Today’s lawsuit, filed in U.S. District Court in Tucson, targets seven grazing allotments spanning 15 miles of the river downstream from Coolidge Dam.
Field surveys in 2022 and 2023 documented open gates, downed fences, unauthorized cattle and extensive damage to the Gila River’s riparian vegetation, where up to 92% of the surveyed critical habitat for the cuckoo and flycatcher was significantly damaged by livestock grazing. The Center filed two notices of intent to sue the agencies following the surveys but grazing continued.
Unauthorized grazing and its damage to the protected birds’ habitat violates earlier Endangered Species Act approvals for the seven grazing allotments.

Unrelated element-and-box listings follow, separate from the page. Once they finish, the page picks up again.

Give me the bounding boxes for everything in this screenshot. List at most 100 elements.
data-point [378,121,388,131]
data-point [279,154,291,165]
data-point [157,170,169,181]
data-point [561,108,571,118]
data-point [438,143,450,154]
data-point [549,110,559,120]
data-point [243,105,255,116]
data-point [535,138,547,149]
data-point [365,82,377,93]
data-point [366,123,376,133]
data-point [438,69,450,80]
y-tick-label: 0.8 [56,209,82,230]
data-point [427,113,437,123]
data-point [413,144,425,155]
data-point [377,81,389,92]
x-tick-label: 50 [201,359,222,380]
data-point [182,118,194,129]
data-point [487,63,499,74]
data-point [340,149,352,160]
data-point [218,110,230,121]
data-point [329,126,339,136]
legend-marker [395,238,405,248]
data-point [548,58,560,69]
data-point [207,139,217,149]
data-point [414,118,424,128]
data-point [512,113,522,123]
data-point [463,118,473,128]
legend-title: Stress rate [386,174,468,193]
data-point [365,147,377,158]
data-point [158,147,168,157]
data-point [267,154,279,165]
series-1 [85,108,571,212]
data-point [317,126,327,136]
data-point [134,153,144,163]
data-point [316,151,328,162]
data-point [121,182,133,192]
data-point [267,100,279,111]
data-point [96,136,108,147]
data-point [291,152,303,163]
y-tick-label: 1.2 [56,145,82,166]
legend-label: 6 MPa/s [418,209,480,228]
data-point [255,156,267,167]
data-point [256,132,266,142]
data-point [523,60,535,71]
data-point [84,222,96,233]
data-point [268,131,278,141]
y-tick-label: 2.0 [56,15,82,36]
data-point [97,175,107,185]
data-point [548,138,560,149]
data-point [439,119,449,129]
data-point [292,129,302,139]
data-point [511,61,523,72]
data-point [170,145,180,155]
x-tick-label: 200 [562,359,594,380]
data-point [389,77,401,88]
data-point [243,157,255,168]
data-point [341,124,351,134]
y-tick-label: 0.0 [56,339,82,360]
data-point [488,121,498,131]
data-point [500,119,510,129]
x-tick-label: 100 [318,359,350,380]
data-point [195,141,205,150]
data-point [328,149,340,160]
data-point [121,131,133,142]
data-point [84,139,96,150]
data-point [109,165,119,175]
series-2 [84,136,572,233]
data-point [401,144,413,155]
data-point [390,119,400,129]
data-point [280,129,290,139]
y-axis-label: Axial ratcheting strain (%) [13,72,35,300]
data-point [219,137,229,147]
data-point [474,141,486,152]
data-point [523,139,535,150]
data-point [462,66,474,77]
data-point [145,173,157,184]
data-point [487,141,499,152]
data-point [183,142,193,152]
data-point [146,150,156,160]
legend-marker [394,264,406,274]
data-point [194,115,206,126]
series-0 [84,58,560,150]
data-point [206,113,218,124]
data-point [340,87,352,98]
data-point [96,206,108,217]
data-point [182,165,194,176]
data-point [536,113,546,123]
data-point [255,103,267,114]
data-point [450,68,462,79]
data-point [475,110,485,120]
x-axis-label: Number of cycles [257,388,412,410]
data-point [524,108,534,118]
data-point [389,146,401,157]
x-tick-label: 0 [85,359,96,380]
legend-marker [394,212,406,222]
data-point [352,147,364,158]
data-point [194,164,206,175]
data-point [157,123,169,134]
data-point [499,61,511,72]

Field surveys conducted by the Center in recent years have documented chronic and severe damage from unlawful livestock grazing to endangered species habitat across hundreds of stream miles along the Agua Fria, Verde, Gila, San Pedro, Black, Bill Williams, Big Sandy, San Francisco, Tularosa, Blue, Salt and other rivers and tributaries in Arizona and New Mexico.
Litigation and agreements resulting from those surveys require federal agencies to monitor and remove livestock from riparian critical habitat for endangered species. Agency compliance with those agreements has been mixed, with some areas seeing livestock removed from critical habitat, while in other areas unauthorized grazing persists.
Up to 75% of Arizona’s resident wildlife species depend on riparian areas for their survival, although riparian areas occupy less than 1% of the state’s land. During the 20th century most of Arizona’s low-elevation riparian habitats were destroyed by human activities, including livestock grazing.
In the desert Southwest, livestock grazing harms threatened and endangered wildlife and is the primary driver of riparian ecosystem degradation. Removal of livestock from riparian areas is a critical component of adaptation to human-caused climate change.